Cuando estrenamos está columna,
dejamos claros que nos íbamos a dedicar por entero al género del
horror dentro de la historieta, especificando que entendíamos el
horror, o terror, como un género construido a partir de elementos
reconocibles histórica y culturalmente. Estos elementos surgen de lo
más profundo del imaginario colectivo, básicamente de lo que ya
señaló Lovecraft: el miedo a lo desconocido, preguntas cómo qué
pasa después de la muerte o que se oculta tras la oscuridad, o a la
puesta en duda de nuestra realidad, quebrando todo aquello que se da
por incuestionable y permite vivir una vida ajena a la agonía
existencial.
Evidentemente, estos temas solo pueden
producir obras que provoquen desazón y malestar en su consumidor, no
es agradable enfrentarse a algo que directamente convulsiona tu
tranquilidad diaria. Bien, aquí nos enfrentamos a un dilema, ya que
primero defendimos que el horror se definía por elementos, al margen
de su efecto en el consumidor, mientras que ahora exponemos que
dichos elementos se basan en una tradición fundamentada en el propio
efecto sobre la audiencia. ¿Cómo explicamos este problema? Con la
mejor excusa que existe, exponiendo tranquilamente que nos
encontramos ante una paradoja, algo que sin problemas podríamos
definir como una ironía postmoderna.
El horror más clásico, en su acepción
histórica, se construía con elementos ficcionales que eran
asimilados por la población como ciertos. Un ciudadano medio de la
Europa Medieval no se planteaba que una historia sobre fantasmas o
demonios podía suponer una ruptura con su mundo real, sino que veía
esas criaturas como existentes, como una amenaza concreta contra su
persona. De este modo, ese ser humano podía percibir ese relato de
horror como una amenaza, algo que sirviera para mantenerse alerta.

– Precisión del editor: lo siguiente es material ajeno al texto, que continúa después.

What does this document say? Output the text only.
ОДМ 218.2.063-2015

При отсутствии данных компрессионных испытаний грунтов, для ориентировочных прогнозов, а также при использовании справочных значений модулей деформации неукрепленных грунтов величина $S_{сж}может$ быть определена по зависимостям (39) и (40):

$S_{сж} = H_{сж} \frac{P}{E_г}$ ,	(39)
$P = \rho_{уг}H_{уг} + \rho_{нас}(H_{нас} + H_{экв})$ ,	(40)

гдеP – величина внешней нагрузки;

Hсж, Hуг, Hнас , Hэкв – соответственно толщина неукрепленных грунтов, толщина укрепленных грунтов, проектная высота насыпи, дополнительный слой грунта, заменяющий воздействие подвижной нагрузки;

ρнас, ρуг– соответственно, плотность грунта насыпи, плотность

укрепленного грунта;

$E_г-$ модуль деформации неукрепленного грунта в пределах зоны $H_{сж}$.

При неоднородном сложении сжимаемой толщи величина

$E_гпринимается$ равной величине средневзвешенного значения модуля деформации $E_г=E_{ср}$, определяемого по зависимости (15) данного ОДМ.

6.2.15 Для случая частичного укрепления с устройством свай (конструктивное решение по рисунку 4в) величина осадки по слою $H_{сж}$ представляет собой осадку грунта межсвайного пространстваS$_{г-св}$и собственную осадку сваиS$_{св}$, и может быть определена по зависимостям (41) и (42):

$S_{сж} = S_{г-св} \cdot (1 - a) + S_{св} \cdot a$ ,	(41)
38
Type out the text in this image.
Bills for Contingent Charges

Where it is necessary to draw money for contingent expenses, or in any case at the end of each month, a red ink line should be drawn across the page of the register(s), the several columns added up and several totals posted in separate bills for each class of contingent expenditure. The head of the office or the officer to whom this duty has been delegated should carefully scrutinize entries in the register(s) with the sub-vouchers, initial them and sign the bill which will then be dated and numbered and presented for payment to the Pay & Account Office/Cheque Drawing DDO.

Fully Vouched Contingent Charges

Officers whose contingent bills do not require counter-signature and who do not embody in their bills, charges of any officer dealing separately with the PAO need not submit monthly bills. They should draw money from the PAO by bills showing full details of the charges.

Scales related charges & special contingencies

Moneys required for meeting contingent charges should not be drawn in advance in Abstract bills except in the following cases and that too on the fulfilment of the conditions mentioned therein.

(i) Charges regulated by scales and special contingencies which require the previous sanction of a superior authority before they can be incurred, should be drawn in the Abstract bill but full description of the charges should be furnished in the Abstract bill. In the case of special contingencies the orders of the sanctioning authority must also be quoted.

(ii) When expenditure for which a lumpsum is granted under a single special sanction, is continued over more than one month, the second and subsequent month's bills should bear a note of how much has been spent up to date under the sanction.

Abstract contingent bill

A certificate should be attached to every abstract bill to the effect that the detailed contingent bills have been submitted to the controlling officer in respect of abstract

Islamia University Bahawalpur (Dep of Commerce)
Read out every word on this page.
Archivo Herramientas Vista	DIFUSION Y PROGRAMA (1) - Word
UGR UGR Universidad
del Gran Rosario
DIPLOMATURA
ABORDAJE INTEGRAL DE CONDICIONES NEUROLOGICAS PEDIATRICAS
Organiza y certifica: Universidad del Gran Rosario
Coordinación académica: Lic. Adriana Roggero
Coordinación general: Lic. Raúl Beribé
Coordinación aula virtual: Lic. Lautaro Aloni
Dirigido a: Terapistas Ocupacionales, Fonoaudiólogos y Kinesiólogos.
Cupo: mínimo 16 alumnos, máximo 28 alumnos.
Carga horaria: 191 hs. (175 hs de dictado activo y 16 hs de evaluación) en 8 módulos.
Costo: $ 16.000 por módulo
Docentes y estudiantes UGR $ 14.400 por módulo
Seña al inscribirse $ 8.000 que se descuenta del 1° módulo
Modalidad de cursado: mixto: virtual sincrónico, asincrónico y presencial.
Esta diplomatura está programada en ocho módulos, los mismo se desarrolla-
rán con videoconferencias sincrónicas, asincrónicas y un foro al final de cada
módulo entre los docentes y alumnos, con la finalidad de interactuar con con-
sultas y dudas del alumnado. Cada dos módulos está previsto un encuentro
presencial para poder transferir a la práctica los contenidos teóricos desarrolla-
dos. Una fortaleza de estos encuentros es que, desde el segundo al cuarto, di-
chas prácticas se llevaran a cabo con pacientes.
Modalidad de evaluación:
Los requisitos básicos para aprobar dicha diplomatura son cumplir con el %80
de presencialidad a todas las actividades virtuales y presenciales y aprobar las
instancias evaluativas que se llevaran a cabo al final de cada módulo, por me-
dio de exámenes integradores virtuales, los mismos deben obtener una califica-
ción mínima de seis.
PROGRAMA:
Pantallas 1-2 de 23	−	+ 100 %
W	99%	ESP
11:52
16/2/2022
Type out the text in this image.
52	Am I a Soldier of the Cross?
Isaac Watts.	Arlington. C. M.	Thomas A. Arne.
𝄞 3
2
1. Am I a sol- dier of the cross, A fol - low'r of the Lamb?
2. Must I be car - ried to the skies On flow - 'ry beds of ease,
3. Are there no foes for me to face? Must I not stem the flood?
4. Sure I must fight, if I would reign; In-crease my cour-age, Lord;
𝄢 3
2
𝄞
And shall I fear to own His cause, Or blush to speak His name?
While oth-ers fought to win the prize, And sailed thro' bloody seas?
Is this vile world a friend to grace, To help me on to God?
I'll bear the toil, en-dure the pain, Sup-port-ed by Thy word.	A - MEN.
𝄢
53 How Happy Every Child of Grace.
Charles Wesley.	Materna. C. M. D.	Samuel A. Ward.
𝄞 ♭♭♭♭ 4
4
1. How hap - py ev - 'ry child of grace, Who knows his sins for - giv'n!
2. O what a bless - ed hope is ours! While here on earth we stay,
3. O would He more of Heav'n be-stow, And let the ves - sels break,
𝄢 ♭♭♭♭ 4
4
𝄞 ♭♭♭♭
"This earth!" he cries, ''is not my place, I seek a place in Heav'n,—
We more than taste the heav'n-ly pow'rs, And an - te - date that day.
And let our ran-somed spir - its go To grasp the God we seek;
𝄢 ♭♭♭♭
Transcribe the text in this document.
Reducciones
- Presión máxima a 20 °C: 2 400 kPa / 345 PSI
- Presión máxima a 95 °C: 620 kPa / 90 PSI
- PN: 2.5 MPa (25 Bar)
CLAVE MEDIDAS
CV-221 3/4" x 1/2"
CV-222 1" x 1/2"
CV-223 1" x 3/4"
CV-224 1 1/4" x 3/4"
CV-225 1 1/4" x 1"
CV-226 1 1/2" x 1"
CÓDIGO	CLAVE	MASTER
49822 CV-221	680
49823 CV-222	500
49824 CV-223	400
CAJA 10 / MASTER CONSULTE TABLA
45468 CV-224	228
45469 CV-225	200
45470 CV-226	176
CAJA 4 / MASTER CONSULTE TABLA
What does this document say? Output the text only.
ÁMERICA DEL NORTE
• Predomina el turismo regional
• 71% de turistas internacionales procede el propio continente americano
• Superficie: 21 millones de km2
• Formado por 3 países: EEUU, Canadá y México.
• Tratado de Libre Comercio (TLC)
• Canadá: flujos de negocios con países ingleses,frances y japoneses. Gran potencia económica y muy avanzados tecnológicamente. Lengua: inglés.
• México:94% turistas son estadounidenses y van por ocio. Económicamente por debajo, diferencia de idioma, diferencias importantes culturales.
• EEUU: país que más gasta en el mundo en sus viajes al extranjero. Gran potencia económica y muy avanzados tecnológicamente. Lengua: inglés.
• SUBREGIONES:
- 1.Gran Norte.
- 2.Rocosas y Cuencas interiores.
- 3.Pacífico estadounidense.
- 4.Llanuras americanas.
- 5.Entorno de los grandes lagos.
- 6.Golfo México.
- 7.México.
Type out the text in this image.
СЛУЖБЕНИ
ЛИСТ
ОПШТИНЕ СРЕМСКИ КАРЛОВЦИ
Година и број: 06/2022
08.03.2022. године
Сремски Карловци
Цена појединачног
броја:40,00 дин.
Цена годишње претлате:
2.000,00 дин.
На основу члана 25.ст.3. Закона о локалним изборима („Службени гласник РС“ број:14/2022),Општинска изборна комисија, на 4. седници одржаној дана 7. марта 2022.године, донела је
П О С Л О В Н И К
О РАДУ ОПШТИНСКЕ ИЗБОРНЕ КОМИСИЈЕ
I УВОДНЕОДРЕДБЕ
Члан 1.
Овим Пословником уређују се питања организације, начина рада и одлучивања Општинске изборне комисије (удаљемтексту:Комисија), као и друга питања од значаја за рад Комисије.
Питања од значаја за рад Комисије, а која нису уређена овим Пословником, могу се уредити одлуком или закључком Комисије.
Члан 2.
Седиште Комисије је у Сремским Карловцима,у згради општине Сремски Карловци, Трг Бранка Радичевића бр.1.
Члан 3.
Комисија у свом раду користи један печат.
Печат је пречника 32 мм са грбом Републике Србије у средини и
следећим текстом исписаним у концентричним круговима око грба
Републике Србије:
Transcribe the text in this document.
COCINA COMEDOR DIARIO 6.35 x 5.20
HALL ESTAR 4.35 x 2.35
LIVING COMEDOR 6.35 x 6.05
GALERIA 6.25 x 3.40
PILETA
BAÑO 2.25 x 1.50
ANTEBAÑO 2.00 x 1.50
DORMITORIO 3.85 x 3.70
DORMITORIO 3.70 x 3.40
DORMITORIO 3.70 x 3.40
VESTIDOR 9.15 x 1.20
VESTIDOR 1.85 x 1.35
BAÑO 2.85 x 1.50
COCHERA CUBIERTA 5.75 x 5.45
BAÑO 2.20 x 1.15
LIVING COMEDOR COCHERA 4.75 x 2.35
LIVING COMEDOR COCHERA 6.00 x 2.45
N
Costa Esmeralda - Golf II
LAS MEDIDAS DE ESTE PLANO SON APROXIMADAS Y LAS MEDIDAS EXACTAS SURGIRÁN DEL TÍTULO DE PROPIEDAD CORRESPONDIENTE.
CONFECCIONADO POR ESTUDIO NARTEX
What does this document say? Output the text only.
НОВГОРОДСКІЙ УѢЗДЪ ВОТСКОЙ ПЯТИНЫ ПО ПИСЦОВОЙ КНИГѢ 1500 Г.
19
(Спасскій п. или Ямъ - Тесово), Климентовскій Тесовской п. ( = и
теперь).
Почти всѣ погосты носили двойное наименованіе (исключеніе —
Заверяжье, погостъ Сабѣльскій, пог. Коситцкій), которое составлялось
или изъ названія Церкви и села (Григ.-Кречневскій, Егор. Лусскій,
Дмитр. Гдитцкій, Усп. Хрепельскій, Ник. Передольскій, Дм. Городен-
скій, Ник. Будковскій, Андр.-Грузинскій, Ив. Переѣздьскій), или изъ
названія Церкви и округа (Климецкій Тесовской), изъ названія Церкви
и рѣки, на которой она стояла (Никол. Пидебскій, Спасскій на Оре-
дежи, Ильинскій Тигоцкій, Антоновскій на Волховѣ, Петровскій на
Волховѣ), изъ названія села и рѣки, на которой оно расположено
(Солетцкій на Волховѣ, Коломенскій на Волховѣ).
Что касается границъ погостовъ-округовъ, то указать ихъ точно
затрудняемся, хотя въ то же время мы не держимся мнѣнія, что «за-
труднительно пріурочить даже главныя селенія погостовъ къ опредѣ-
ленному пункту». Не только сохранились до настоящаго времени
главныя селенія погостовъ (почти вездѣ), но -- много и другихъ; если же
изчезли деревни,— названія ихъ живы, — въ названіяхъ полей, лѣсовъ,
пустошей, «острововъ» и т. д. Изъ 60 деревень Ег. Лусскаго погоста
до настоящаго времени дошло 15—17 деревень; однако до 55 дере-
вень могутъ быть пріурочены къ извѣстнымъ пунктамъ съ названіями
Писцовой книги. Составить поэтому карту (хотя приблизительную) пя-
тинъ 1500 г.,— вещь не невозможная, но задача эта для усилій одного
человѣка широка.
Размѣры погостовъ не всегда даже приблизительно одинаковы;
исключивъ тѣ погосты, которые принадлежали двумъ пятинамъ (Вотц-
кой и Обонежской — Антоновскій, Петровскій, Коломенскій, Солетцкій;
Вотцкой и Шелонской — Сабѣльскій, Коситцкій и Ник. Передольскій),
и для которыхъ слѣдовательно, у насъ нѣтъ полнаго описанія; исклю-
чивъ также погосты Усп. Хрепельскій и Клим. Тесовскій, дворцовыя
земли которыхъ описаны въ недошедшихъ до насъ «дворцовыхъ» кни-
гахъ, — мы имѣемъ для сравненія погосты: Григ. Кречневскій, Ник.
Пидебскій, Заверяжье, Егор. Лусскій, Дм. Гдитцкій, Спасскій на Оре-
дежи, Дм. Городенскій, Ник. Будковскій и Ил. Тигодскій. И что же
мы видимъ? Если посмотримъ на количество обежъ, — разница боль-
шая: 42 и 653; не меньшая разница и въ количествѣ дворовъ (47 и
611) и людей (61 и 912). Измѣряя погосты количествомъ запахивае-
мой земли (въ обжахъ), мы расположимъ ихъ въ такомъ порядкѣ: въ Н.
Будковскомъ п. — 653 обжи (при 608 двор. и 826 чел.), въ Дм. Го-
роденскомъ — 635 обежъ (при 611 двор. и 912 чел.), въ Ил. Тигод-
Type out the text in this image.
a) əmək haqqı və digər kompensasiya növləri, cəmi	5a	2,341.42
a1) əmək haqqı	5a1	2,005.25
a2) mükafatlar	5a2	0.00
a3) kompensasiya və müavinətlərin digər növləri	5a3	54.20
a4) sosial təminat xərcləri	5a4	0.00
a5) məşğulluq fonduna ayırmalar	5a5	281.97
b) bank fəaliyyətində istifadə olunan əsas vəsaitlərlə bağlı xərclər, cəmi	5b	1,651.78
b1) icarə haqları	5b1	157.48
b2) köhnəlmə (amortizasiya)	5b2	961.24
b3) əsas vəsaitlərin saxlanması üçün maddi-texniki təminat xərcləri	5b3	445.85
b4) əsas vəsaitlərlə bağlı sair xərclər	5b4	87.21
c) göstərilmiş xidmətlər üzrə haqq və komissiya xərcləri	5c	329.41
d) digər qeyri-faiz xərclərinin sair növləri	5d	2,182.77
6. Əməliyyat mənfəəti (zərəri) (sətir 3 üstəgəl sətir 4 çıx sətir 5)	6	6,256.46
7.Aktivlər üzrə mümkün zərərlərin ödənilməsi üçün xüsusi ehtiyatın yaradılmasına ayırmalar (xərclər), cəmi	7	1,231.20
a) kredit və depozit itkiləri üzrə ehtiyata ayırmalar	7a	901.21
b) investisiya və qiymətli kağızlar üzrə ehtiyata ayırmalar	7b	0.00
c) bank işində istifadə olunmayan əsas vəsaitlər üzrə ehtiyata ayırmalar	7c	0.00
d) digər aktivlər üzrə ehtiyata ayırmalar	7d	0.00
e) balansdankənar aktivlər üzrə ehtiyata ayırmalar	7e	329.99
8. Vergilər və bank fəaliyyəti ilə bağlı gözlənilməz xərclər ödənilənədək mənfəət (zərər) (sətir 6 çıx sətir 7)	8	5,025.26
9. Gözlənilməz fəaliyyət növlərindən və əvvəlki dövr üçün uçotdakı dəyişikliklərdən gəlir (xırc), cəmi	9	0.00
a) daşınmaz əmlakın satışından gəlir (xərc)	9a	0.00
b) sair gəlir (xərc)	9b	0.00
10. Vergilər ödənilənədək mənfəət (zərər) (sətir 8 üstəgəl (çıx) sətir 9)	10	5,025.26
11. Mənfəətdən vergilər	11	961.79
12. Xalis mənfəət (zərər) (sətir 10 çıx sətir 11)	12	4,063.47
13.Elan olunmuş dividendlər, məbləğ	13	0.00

Evidentemente, a día de hoy, el valor
de advertencia de una obra de terror se ha perdido totalmente, ya que
difícilmente encontraremos a mucha gente con un miedo real a que
mientras duerme unos demonios le arrastren al infierno. A día de
hoy, la amenaza se fundamenta en dos géneros que han tomado
elementos formales del horror: el thriller y la ciencia-ficción. El
thriller ha cambiado lo sobrenatural por lo mundano, el demonio por
el asesino del cuchillo; mientras que la ciencia-ficción ha
tecnificado el horror, cambiando al vampiro por los hombrecitos
grises, quienes vienen de noche y te llevan a su nave para jugar
contigo.
¿Qué ha pasado mientras tanto con el
horror? Pues que ha buscado otros caminos, sus elementos clásicos se
han vaciado de sus efectos y se han mezclado con otros géneros. El
miedo a la muerte se ha mezclado con la ciencia-ficción dando lugar
al subgénero de los muertos vivientes, en el que el propio hombre
rompe de la forma más atroz la frontera del óbito. Por citar solo
otro ejemplo, los elementos del terror se han mezclado con la
aventura o el humor, descontextualizando dichos componentes.
Estas nuevas acepciones del horror la
encontramos en obras como Spawn
de Todd Mcfarlane, donde absolutamente todos los elementos están
tomados del género de terror, con pinceladas superheroicas, aunque
evidentemente, dicha obra no causa el más mínimo temor en sus
lectores. Del mismo modo, obras que no son propiamente del género,
como Bone de Jeff
Smith, cuentan con pasajes concretos donde el autor es capaz de crear
una sensación terrorífica totalmente pura, aunque el resto de la
obra pertenezca a otro género, como la fantasía heroica en el caso
de Bones.
Todo
esto se puede resumir en que hemos jugado tanto con los elementos,
estirado y recortado hasta tal punto que hemos conseguido desligar,
por paradójico que parezca, el género de horror del miedo.
Ciertamente, son muchas las obras que siguen conjugando un efecto
concreto gracias a componentes clásicos, pero también son muchas
las que cuentan sus propias historias, con los más diversos efectos,
sin abandonar formalmente el propio género de terror.